A few weeks ago, I was on the Instagram app (for iPhone) and ran across into a user interface snafu. When I went to revisit a private message from a friend, I just didn’t find where the inbox lived. After a frustrating time clicking what I thought was every obvious button on the app, I went to Twitter for the answer, and luckily, a friend helped me out within a few minutes.
It turns out that with the latest Instagram update, they changed the messages icon from a very practical picture of a message or card box to a picture of an… airplane?
I am all about icons, especially when dealing with the small real estate that you get with a phone app, but one of the most important things when dealing with interfaces is to create clear, usable design affordances.
It turns out, you can swipe left to get to your Instagram messages or click on the airplane, but that was certainly not intuitive for this tech savvy millennial user, leaving me frustrated.
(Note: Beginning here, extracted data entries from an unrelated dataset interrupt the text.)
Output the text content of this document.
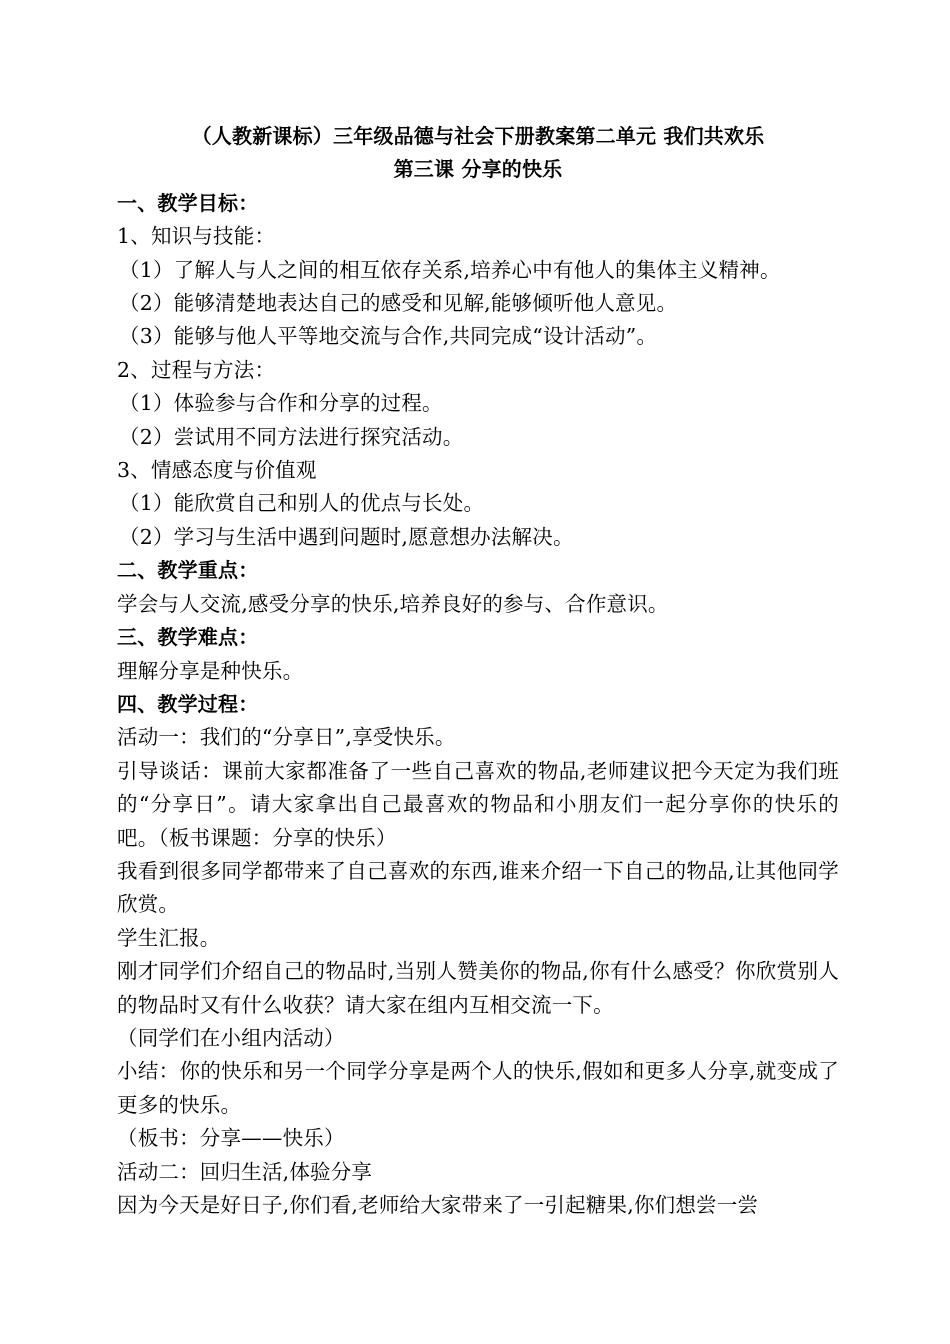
（人教新课标）三年级品德与社会下册教案第二单元 我们共欢乐

第三课 分享的快乐

一、教学目标：

1、知识与技能：

（1）了解人与人之间的相互依存关系,培养心中有他人的集体主义精神。

（2）能够清楚地表达自己的感受和见解,能够倾听他人意见。

（3）能够与他人平等地交流与合作,共同完成“设计活动”。

2、过程与方法：

（1）体验参与合作和分享的过程。

（2）尝试用不同方法进行探究活动。

3、情感态度与价值观

（1）能欣赏自己和别人的优点与长处。

（2）学习与生活中遇到问题时,愿意想办法解决。

二、教学重点：

学会与人交流,感受分享的快乐,培养良好的参与、合作意识。

三、教学难点：

理解分享是种快乐。

四、教学过程：

活动一：我们的“分享日”,享受快乐。

引导谈话：课前大家都准备了一些自己喜欢的物品,老师建议把今天定为我们班的“分享日”。请大家拿出自己最喜欢的物品和小朋友们一起分享你的快乐的吧。（板书课题：分享的快乐）

我看到很多同学都带来了自己喜欢的东西,谁来介绍一下自己的物品,让其他同学欣赏。

学生汇报。

刚才同学们介绍自己的物品时,当别人赞美你的物品,你有什么感受？你欣赏别人的物品时又有什么收获？请大家在组内互相交流一下。

（同学们在小组内活动）

小结：你的快乐和另一个同学分享是两个人的快乐,假如和更多人分享,就变成了更多的快乐。

（板书：分享——快乐）

活动二：回归生活,体验分享

因为今天是好日子,你们看,老师给大家带来了一引起糖果,你们想尝一尝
Instagram is a beautiful app with few distractions that puts its content first. It doesn’t overwhelm the user with a ton of complex features, making it easy to use. However, when an app has such few features, they need to be spot on.
Icons on the web are cultural and learned quickly- the 3 line hamburger menu has become fairly ubiquitous, a picture of a house typically means home, and a picture of a letter usually means email or message. They help reduce clutter, can transcend the written language, and add some visual variety overall.
Instagram’s message icon (the airplane) is identical to the icon you can use to share content on the app (see below). While I get the connection Instagram is trying to draw between the two features, it falls a little short. To me, an airplane means “send” or “go,” not a place of storage.
Icons are powerful, but designers need to be careful about how they are used. Maybe one day the airplane icon will be synonymous with an inbox, but today is not that day. Not that I can speak for all, but I imagine most users would prefer clarity of function over ambiguity of icons even if it means adding a bit more clutter to the screen. When in doubt, a simple word (messages, inbox, etc) describing the feature would have done the trick and saved a bunch of time.